To work out the accrual rate for this option, divide the total leave hours entitled by the amount of pay periods. For example, Bobby Brown works 40 hours per week and is entitled to 4 weeks annual leave per year (Total of 160 hours per year). Bobby is set up in QuickBooks to be paid monthly. Therefore Bobby’s annual leave calculation would be 160/12, which is 13.3333 hours accrued per pay.

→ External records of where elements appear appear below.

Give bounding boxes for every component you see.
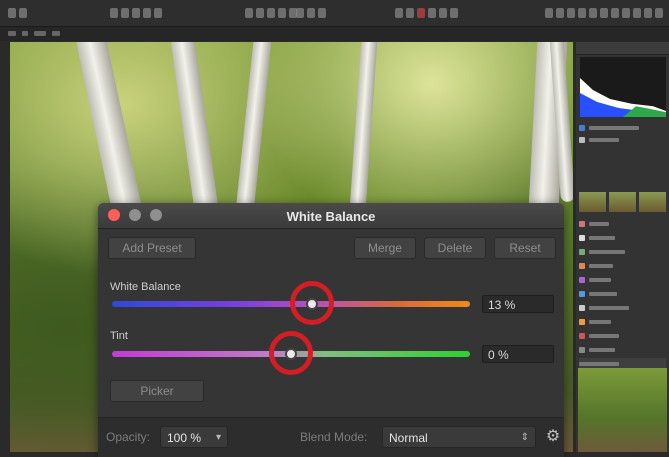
reset-button[interactable]: Reset [494, 237, 556, 259]
tint-value-field[interactable]: 0 % [482, 345, 554, 363]
blend-mode-label: Blend Mode: [300, 430, 368, 444]
dialog-bottom-bar: Opacity: 100 % ▾ Blend Mode: Normal ⇕ ⚙ [98, 417, 564, 457]
add-preset-button[interactable]: Add Preset [108, 237, 196, 259]
adjustment-item[interactable] [579, 260, 666, 271]
context-toolbar [0, 27, 669, 41]
panel-row[interactable] [579, 122, 666, 133]
opacity-dropdown[interactable]: 100 % ▾ [160, 426, 228, 448]
right-studio-panel [576, 42, 669, 452]
panel-tabs[interactable] [576, 42, 669, 55]
adjustment-item[interactable] [579, 274, 666, 285]
main-toolbar [0, 0, 669, 27]
gear-icon[interactable]: ⚙ [544, 428, 562, 446]
chevron-down-icon: ▾ [215, 432, 221, 443]
blend-mode-value: Normal [389, 431, 428, 445]
opacity-label: Opacity: [106, 430, 151, 444]
histogram [580, 57, 666, 117]
delete-button[interactable]: Delete [424, 237, 486, 259]
adjustment-item[interactable] [579, 232, 666, 243]
adjustment-item[interactable] [579, 316, 666, 327]
adjustment-item[interactable] [579, 330, 666, 341]
adjustment-item[interactable] [579, 218, 666, 229]
adjustment-presets[interactable] [579, 192, 666, 212]
tint-label: Tint [110, 330, 128, 342]
dialog-title: White Balance [286, 209, 376, 224]
merge-button[interactable]: Merge [354, 237, 416, 259]
toolbar-group-persona[interactable] [110, 8, 162, 18]
toolbar-group-color[interactable] [395, 8, 458, 18]
toolbar-group-right[interactable] [545, 8, 663, 18]
adjustment-item[interactable] [579, 288, 666, 299]
white-balance-dialog: White Balance Add Preset Merge Delete Re… [98, 203, 564, 457]
navigator-thumbnail[interactable] [578, 368, 667, 452]
tint-slider-handle[interactable] [285, 348, 297, 360]
blend-mode-dropdown[interactable]: Normal ⇕ [382, 426, 536, 448]
opacity-value: 100 % [167, 431, 202, 445]
adjustment-item[interactable] [579, 302, 666, 313]
toolbar-group-mode[interactable] [296, 8, 326, 18]
picker-button[interactable]: Picker [110, 380, 204, 402]
adjustment-item[interactable] [579, 344, 666, 355]
updown-chevron-icon: ⇕ [520, 432, 529, 443]
white-balance-label: White Balance [110, 281, 181, 293]
white-balance-value-field[interactable]: 13 % [482, 295, 554, 313]
adjustment-item[interactable] [579, 246, 666, 257]
toolbar-group-left[interactable] [8, 8, 27, 18]
panel-row[interactable] [579, 134, 666, 145]
dialog-titlebar[interactable]: White Balance [98, 203, 564, 229]
toolbar-group-view[interactable] [245, 8, 297, 18]
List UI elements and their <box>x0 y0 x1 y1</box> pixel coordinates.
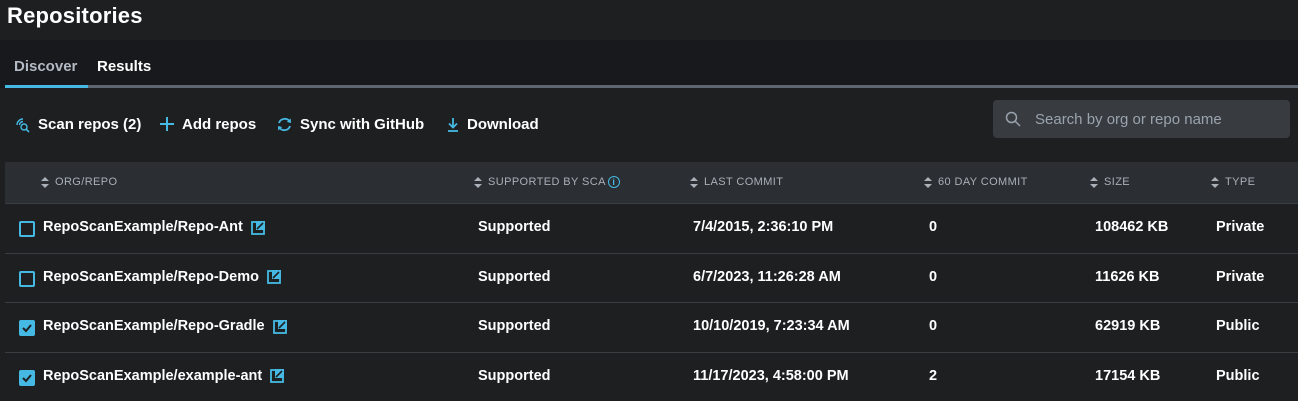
type-cell: Public <box>1216 367 1260 384</box>
table-row: RepoScanExample/Repo-Demo Supported 6/7/… <box>5 253 1298 303</box>
column-size[interactable]: SIZE <box>1090 176 1130 188</box>
type-cell: Private <box>1216 219 1265 235</box>
last-commit-cell: 10/10/2019, 7:23:34 AM <box>693 318 850 334</box>
column-last-commit[interactable]: LAST COMMIT <box>690 176 783 188</box>
checkbox-checked-icon <box>22 373 32 382</box>
external-link-icon[interactable] <box>267 269 282 284</box>
type-cell: Private <box>1216 268 1265 285</box>
column-type[interactable]: TYPE <box>1211 176 1255 188</box>
plus-icon <box>160 117 174 131</box>
sort-icon <box>41 176 49 188</box>
last-commit-cell: 11/17/2023, 4:58:00 PM <box>693 367 849 384</box>
checkbox-checked-icon <box>22 324 32 333</box>
size-cell: 17154 KB <box>1095 367 1161 384</box>
column-supported-by-sca[interactable]: SUPPORTED BY SCA i <box>474 176 620 188</box>
tab-bar: Discover Results <box>0 50 1298 88</box>
repo-name: RepoScanExample/Repo-Gradle <box>43 318 265 334</box>
table-row: RepoScanExample/example-ant Supported 11… <box>5 352 1298 401</box>
info-icon[interactable]: i <box>607 176 620 188</box>
sync-github-button[interactable]: Sync with GitHub <box>276 113 424 135</box>
supported-cell: Supported <box>478 318 551 334</box>
table-row: RepoScanExample/Repo-Gradle Supported 10… <box>5 303 1298 353</box>
repo-name: RepoScanExample/Repo-Demo <box>43 268 259 285</box>
type-cell: Public <box>1216 318 1260 334</box>
row-checkbox[interactable] <box>19 320 35 336</box>
repos-table: ORG/REPO SUPPORTED BY SCA i LAST COMMIT … <box>5 162 1298 401</box>
day60-commit-cell: 0 <box>929 268 938 285</box>
repo-name: RepoScanExample/example-ant <box>43 367 263 384</box>
download-icon <box>448 117 458 132</box>
column-60-day-commit[interactable]: 60 DAY COMMIT <box>924 176 1028 188</box>
sort-icon <box>474 176 482 188</box>
repo-name-cell: RepoScanExample/Repo-Gradle <box>43 318 288 334</box>
day60-commit-cell: 0 <box>929 219 938 235</box>
download-label: Download <box>467 115 539 133</box>
page-title: Repositories <box>7 3 143 28</box>
row-checkbox[interactable] <box>19 369 35 386</box>
sync-icon <box>278 117 291 131</box>
supported-cell: Supported <box>478 219 551 235</box>
table-header: ORG/REPO SUPPORTED BY SCA i LAST COMMIT … <box>5 162 1298 204</box>
column-org-repo[interactable]: ORG/REPO <box>41 176 118 188</box>
size-cell: 108462 KB <box>1095 219 1169 235</box>
tab-active-indicator <box>5 85 88 88</box>
day60-commit-cell: 2 <box>929 367 938 384</box>
external-link-icon[interactable] <box>272 319 288 334</box>
repo-name-cell: RepoScanExample/Repo-Ant <box>43 219 266 235</box>
add-repos-label: Add repos <box>182 115 257 133</box>
row-checkbox[interactable] <box>19 270 35 287</box>
sort-icon <box>690 176 698 188</box>
size-cell: 11626 KB <box>1095 268 1160 285</box>
sort-icon <box>1090 176 1098 188</box>
search-icon <box>1005 111 1021 127</box>
scan-repos-button[interactable]: Scan repos (2) <box>14 113 141 135</box>
row-checkbox[interactable] <box>19 221 35 237</box>
supported-cell: Supported <box>478 367 551 384</box>
supported-cell: Supported <box>478 268 551 285</box>
toolbar: Scan repos (2) Add repos Sync with GitHu… <box>0 113 980 137</box>
table-row: RepoScanExample/Repo-Ant Supported 7/4/2… <box>5 204 1298 254</box>
sort-icon <box>924 176 932 188</box>
add-repos-button[interactable]: Add repos <box>159 113 256 135</box>
tab-underline-track <box>5 85 1298 88</box>
sort-icon <box>1211 176 1219 188</box>
last-commit-cell: 6/7/2023, 11:26:28 AM <box>693 268 841 285</box>
scan-icon <box>16 117 30 133</box>
tab-discover[interactable]: Discover <box>14 58 77 75</box>
external-link-icon[interactable] <box>250 220 266 235</box>
repo-name: RepoScanExample/Repo-Ant <box>43 219 243 235</box>
repo-name-cell: RepoScanExample/Repo-Demo <box>43 269 282 285</box>
tab-results[interactable]: Results <box>97 58 151 75</box>
repo-name-cell: RepoScanExample/example-ant <box>43 368 285 384</box>
size-cell: 62919 KB <box>1095 318 1161 334</box>
day60-commit-cell: 0 <box>929 318 938 334</box>
search-input[interactable] <box>1035 110 1275 128</box>
sync-github-label: Sync with GitHub <box>300 115 425 133</box>
last-commit-cell: 7/4/2015, 2:36:10 PM <box>693 219 834 235</box>
search-box[interactable] <box>993 100 1290 138</box>
scan-repos-label: Scan repos (2) <box>38 115 142 133</box>
external-link-icon[interactable] <box>270 368 285 383</box>
download-button[interactable]: Download <box>446 113 539 135</box>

To work out the accrual rate for this option, a calculation must be performed dividing the total entitlement by the total amount of hours worked in a year. Because this calculation is based on hours worked, the accrual rate remains the same; however the entitlement increases the more hours that are worked. Simply, an employee who works 10 hours a week is entitled to 4 weeks x 10 hours, whereas an employee who works a 40 hour week is entitled to 4 weeks x 40 hours. In the annual leave example below, each employee accrues 0.07692 hours annual leave for every (normal) hour worked.
Beginning of Year
Some employees have the leave entitlement added as a bulk amount at the beginning of the year. If this option is chosen as the preferred accrual method, the user can nominate a month and date for the accrual hours to be added to the employee’s record. Popular dates are hire dates, anniversary dates, end of calendar year and end of financial year. Then, the entitlement will reduce as the employee takes leave
throughout the following twelve months.